There’s a charity element too.

Rather than start something new, Hawkstone partnered with SHOUT, which runs a free, confidential 24/7 text-messaging service to support struggling farmers who need to talk.

The choir’s performance was released as a charity single to raise money for it, and there’s a dedicated keyword: text HAWKSTONE to 85258 to reach a trained volunteer. Moreira says it has prompted hundreds of conversations so far.

That framing was front and centre on the night.

“This is for all the farmers out there,” choir lead Katryna Shell said as the win was announced. “If you’re not OK, speak up.”

The numbers

By Hawkstone’s account, the campaign has been “the rocket fuel” behind doubling sales to just under £45 million and getting the beer into more than 4,000 pubs.

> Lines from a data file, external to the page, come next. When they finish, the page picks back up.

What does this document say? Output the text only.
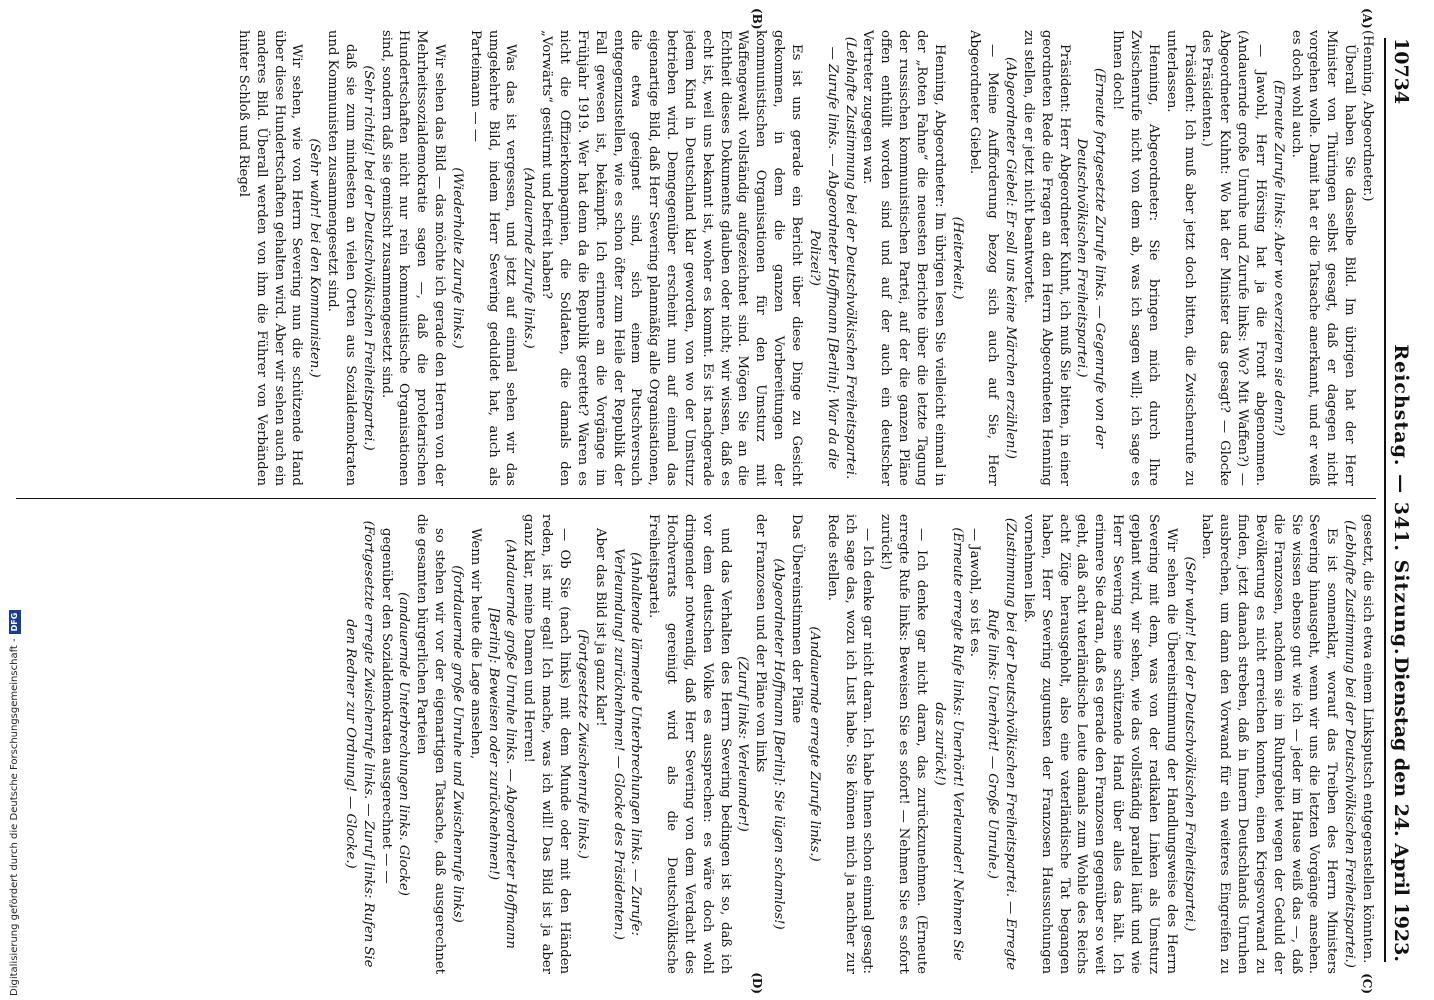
Digitalisierung gefördert durch die Deutsche Forschungsgemeinschaft -DFG
10734
Reichstag. — 341. Sitzung.
Dienstag den 24. April 1923.
(A)
(B)
(C)
(D)

(Henning, Abgeordneter.)

Überall haben Sie dasselbe Bild. Im übrigen hat der Herr Minister von Thüringen selbst gesagt, daß er dagegen nicht vorgehen wolle. Damit hat er die Tatsache anerkannt, und er weiß es doch wohl auch.

(Erneute Zurufe links: Aber wo exerzieren sie denn?)

— Jawohl, Herr Hörsing hat ja die Front abgenommen. (Andauernde große Unruhe und Zurufe links: Wo? Mit Waffen?) — Abgeordneter Kuhnt: Wo hat der Minister das gesagt? — Glocke des Präsidenten.)

Präsident: Ich muß aber jetzt doch bitten, die Zwischenrufe zu unterlassen.

Henning, Abgeordneter: Sie bringen mich durch Ihre Zwischenrufe nicht von dem ab, was ich sagen will; ich sage es Ihnen doch!

(Erneute fortgesetzte Zurufe links. — Gegenrufe von der Deutschvölkischen Freiheitspartei.)

Präsident: Herr Abgeordneter Kuhnt, ich muß Sie bitten, in einer geordneten Rede die Fragen an den Herrn Abgeordneten Henning zu stellen, die er jetzt nicht beantwortet.

(Abgeordneter Giebel: Er soll uns keine Märchen erzählen!)

— Meine Aufforderung bezog sich auch auf Sie, Herr Abgeordneter Giebel.

(Heiterkeit.)

Henning, Abgeordneter: Im übrigen lesen Sie vielleicht einmal in der „Roten Fahne“ die neuesten Berichte über die letzte Tagung der russischen kommunistischen Partei, auf der die ganzen Pläne offen enthüllt worden sind und auf der auch ein deutscher Vertreter zugegen war.

(Lebhafte Zustimmung bei der Deutschvölkischen Freiheitspartei. — Zurufe links. — Abgeordneter Hoffmann [Berlin]: War da die Polizei?)

Es ist uns gerade ein Bericht über diese Dinge zu Gesicht gekommen, in dem die ganzen Vorbereitungen der kommunistischen Organisationen für den Umsturz mit Waffengewalt vollständig aufgezeichnet sind. Mögen Sie an die Echtheit dieses Dokuments glauben oder nicht; wir wissen, daß es echt ist, weil uns bekannt ist, woher es kommt. Es ist nachgerade jedem Kind in Deutschland klar geworden, von wo der Umsturz betrieben wird. Demgegenüber erscheint nun auf einmal das eigenartige Bild, daß Herr Severing planmäßig alle Organisationen, die etwa geeignet sind, sich einem Putschversuch entgegenzustellen, wie es schon öfter zum Heile der Republik der Fall gewesen ist, bekämpft. Ich erinnere an die Vorgänge im Frühjahr 1919. Wer hat denn da die Republik gerettet? Waren es nicht die Offizierkompagnien, die Soldaten, die damals den „Vorwärts“ gestürmt und befreit haben?

(Andauernde Zurufe links.)

Was das ist vergessen, und jetzt auf einmal sehen wir das umgekehrte Bild, indem Herr Severing geduldet hat, auch als Parteimann — —

(Wiederholte Zurufe links.)

Wir sehen das Bild — das möchte ich gerade den Herren von der Mehrheitssozialdemokratie sagen —, daß die proletarischen Hundertschaften nicht nur rein kommunistische Organisationen sind, sondern daß sie gemischt zusammengesetzt sind.

(Sehr richtig! bei der Deutschvölkischen Freiheitspartei.)

daß sie zum mindesten an vielen Orten aus Sozialdemokraten und Kommunisten zusammengesetzt sind.

(Sehr wahr! bei den Kommunisten.)

Wir sehen, wie von Herrn Severing nun die schützende Hand über diese Hundertschaften gehalten wird. Aber wir sehen auch ein anderes Bild. Überall werden von ihm die Führer von Verbänden hinter Schloß und Riegel

gesetzt, die sich etwa einem Linksputsch entgegenstellen könnten.

(Lebhafte Zustimmung bei der Deutschvölkischen Freiheitspartei.)

Es ist sonnenklar, worauf das Treiben des Herrn Ministers Severing hinausgeht, wenn wir uns die letzten Vorgänge ansehen. Sie wissen ebenso gut wie ich — jeder im Hause weiß das —, daß die Franzosen, nachdem sie im Ruhrgebiet wegen der Geduld der Bevölkerung es nicht erreichen konnten, einen Kriegsvorwand zu finden, jetzt danach streben, daß in Innern Deutschlands Unruhen ausbrechen, um dann den Vorwand für ein weiteres Eingreifen zu haben.

(Sehr wahr! bei der Deutschvölkischen Freiheitspartei.)

Wir sehen die Übereinstimmung der Handlungsweise des Herrn Severing mit dem, was von der radikalen Linken als Umsturz geplant wird, wir sehen, wie das vollständig parallel läuft und wie Herr Severing seine schützende Hand über alles das hält. Ich erinnere Sie daran, daß es gerade den Franzosen gegenüber so weit geht, daß acht vaterländische Leute damals zum Wohle des Reichs acht Züge herausgeholt, also eine vaterländische Tat begangen haben, Herr Severing zugunsten der Franzosen Haussuchungen vornehmen ließ.

(Zustimmung bei der Deutschvölkischen Freiheitspartei. — Erregte Rufe links: Unerhört! — Große Unruhe.)

— Jawohl, so ist es.

(Erneute erregte Rufe links: Unerhört! Verleumder! Nehmen Sie das zurück!)

— Ich denke gar nicht daran, das zurückzunehmen. (Erneute erregte Rufe links: Beweisen Sie es sofort! — Nehmen Sie es sofort zurück!)

— Ich denke gar nicht daran. Ich habe Ihnen schon einmal gesagt: ich sage das, wozu ich Lust habe. Sie können mich ja nachher zur Rede stellen.

(Andauernde erregte Zurufe links.)

Das Übereinstimmen der Pläne

(Abgeordneter Hoffmann [Berlin]: Sie lügen schamlos!)

der Franzosen und der Pläne von links

(Zuruf links: Verleumder!)

und das Verhalten des Herrn Severing bedingen ist so, daß ich vor dem deutschen Volke es aussprechen: es wäre doch wohl dringender notwendig, daß Herr Severing von dem Verdacht des Hochverrats gereinigt wird als die Deutschvölkische Freiheitspartei.

(Anhaltende lärmende Unterbrechungen links. — Zurufe: Verleumdung! zurücknehmen! — Glocke des Präsidenten.)

Aber das Bild ist ja ganz klar!

(Fortgesetzte Zwischenrufe links.)

— Ob Sie (nach links) mit dem Munde oder mit den Händen reden, ist mir egal! Ich mache, was ich will! Das Bild ist ja aber ganz klar, meine Damen und Herren!

(Andauernde große Unruhe links. — Abgeordneter Hoffmann [Berlin]: Beweisen oder zurücknehmen!)

Wenn wir heute die Lage ansehen,

(fortdauernde große Unruhe und Zwischenrufe links)

so stehen wir vor der eigenartigen Tatsache, daß ausgerechnet die gesamten bürgerlichen Parteien

(andauernde Unterbrechungen links. Glocke)

gegenüber den Sozialdemokraten ausgerechnet — —

(Fortgesetzte erregte Zwischenrufe links. — Zuruf links: Rufen Sie den Redner zur Ordnung! — Glocke.)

The Hawkstone Farmers Choir

It puts the original banned ad at over 176 million impressions and the BGT run at more than £6.6 million in earned media. “And now that they’ve gone and won the whole bloody thing,” Moreira says, “that snowball is an avalanche.”

The thread it keeps returning to is the supply chain: more beer sold means more British barley bought, which it links to a £2.7 million investment in reviving the British hops industry “after sixty years of decline.”

That, the brand says, is why farmers have got behind it.

How it was run

The mechanics were less glamorous than the result. Hawkstone leaned on a social community it puts at over 1.1 million, then “gave them a cause to rally behind” — a sustained social push, viewing parties in pubs, thousands of bumper stickers, and an insert in Farmers Weekly to bring the wider farming community along. No big media buy, says Moreira: “you can’t put a price on something like this.”

The credits

The choir itself takes top billing — real farmers, not actors. Beyond them: BGT’s producers, who offered the platform; SHOUT, the charity partner; and Hawkstone co-founders Jeremy Clarkson and Johnny Hornby. The creative and production work sat with T&P, with Moreira and senior producer Alfie Glover-Short among those involved. Glover-Short watched the final next to Clarkson. “All the strategy fell away,” he says, “and it was just pure joy.”

A choir of farmers, a banned ad, and a primetime trophy. However you measure it, it’s a long way from the farm gate.